PAFA getting Rutgers' Brodsky paper and print-making center

The late Barkley Hendricks, a graduate of the Pennsylvania Academy of the Fine Arts, is one PAFA artist with a print edition executed by the Brodsky Center. Photo credit: Linda Johnson.

The Pennsylvania Academy of the Fine Arts will absorb the Brodsky Center, a collaborative paper and printmaking center that has been based at Rutgers University, by the end of the month.

Artist and professor of art Judith Brodsky, who founded the Rutgers center in 1986 and who now sits on PAFA’s collections committee, said she was delighted with the new arrangement.

“PAFA has a distinguished printmaking tradition, and it is exciting that the Brodsky Center will help take that tradition into the future,” she said.  “I know that the collaboration and partnership of PAFA and the Brodsky Center will result in important contributions to the discourse of art.”

Clint Jukkala, dean of the PAFA school, said the center “aligns really well with the school and what we do here.” PAFA currently has no paper-making programs, although it has printmaking facilities.

The center focuses its attention on enabling artists in the creation of new work in paper and print.
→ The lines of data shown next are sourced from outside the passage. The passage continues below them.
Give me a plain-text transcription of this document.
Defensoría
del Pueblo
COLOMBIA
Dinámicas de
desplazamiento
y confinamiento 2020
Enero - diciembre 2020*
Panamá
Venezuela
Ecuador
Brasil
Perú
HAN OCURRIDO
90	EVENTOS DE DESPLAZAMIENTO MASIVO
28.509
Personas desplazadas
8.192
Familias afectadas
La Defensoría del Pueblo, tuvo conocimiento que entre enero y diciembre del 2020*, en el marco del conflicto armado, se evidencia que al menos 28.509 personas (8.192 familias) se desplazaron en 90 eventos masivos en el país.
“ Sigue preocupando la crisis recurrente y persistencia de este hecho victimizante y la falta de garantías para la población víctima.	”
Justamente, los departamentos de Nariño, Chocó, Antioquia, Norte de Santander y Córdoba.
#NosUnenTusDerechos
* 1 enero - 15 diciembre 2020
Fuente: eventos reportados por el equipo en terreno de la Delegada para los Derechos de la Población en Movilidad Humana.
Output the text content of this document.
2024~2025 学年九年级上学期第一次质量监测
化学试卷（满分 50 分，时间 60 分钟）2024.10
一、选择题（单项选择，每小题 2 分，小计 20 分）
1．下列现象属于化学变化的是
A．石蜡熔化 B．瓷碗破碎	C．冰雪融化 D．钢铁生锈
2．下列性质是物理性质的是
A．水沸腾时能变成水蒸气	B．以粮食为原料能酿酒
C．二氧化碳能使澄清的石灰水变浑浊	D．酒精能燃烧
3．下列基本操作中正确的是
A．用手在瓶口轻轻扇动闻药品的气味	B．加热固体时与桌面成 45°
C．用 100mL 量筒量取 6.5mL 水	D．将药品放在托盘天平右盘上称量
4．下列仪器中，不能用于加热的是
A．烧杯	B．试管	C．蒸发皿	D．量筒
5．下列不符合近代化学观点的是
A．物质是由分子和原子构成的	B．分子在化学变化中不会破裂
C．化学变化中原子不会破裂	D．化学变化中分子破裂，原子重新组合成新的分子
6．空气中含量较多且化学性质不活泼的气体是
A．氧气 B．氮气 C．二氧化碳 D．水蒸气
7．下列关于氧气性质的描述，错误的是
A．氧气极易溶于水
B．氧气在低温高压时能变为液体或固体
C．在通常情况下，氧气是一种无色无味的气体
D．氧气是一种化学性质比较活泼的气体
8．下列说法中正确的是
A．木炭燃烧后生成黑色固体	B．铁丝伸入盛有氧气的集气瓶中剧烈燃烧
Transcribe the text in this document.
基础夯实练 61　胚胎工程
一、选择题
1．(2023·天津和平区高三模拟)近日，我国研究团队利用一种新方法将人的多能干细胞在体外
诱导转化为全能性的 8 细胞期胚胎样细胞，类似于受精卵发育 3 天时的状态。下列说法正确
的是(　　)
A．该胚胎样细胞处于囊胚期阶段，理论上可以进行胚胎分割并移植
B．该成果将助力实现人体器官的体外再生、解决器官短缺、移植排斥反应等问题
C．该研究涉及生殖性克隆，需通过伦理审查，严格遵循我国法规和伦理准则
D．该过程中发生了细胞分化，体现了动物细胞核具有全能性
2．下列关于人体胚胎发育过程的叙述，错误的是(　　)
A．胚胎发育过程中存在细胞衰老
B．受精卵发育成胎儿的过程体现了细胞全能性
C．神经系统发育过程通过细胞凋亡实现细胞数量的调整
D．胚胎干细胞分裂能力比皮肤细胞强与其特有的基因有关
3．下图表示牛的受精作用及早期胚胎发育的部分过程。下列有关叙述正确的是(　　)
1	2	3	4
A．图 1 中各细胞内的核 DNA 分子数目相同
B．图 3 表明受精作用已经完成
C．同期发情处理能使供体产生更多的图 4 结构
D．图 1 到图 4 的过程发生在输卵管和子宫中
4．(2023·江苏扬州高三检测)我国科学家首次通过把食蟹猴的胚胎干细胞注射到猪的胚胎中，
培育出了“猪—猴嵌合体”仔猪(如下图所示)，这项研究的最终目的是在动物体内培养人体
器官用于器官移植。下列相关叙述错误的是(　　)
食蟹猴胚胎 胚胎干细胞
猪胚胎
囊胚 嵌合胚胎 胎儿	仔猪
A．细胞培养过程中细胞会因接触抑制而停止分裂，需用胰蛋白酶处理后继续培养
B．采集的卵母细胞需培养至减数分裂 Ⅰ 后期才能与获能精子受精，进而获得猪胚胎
It has an inventory of more than 3,000 works of art. A limited number of these prints will be accessioned into PAFA’s permanent museum collection, and the rest will be available for sale to support the mission of the center.

Jukkala said the center has a special interest in contemporary art and supporting women and artists of color, which aligns well with PAFA’s current concerns.

The center has completed more than 300 editions of prints from a diverse range of emerging and established artists — including PAFA graduate Barkley Hendricks, and artists with work in PAFA’s collection, such as Melvin Edwards, Joan Semmel, and Richard Tuttle.

The center’s capacity for paper-making is timely, Jukkala said, noting there is growing student interest in paper-making. “We feel it’s a great opportunity for us.”

Programs should be up and running by the fall, he said.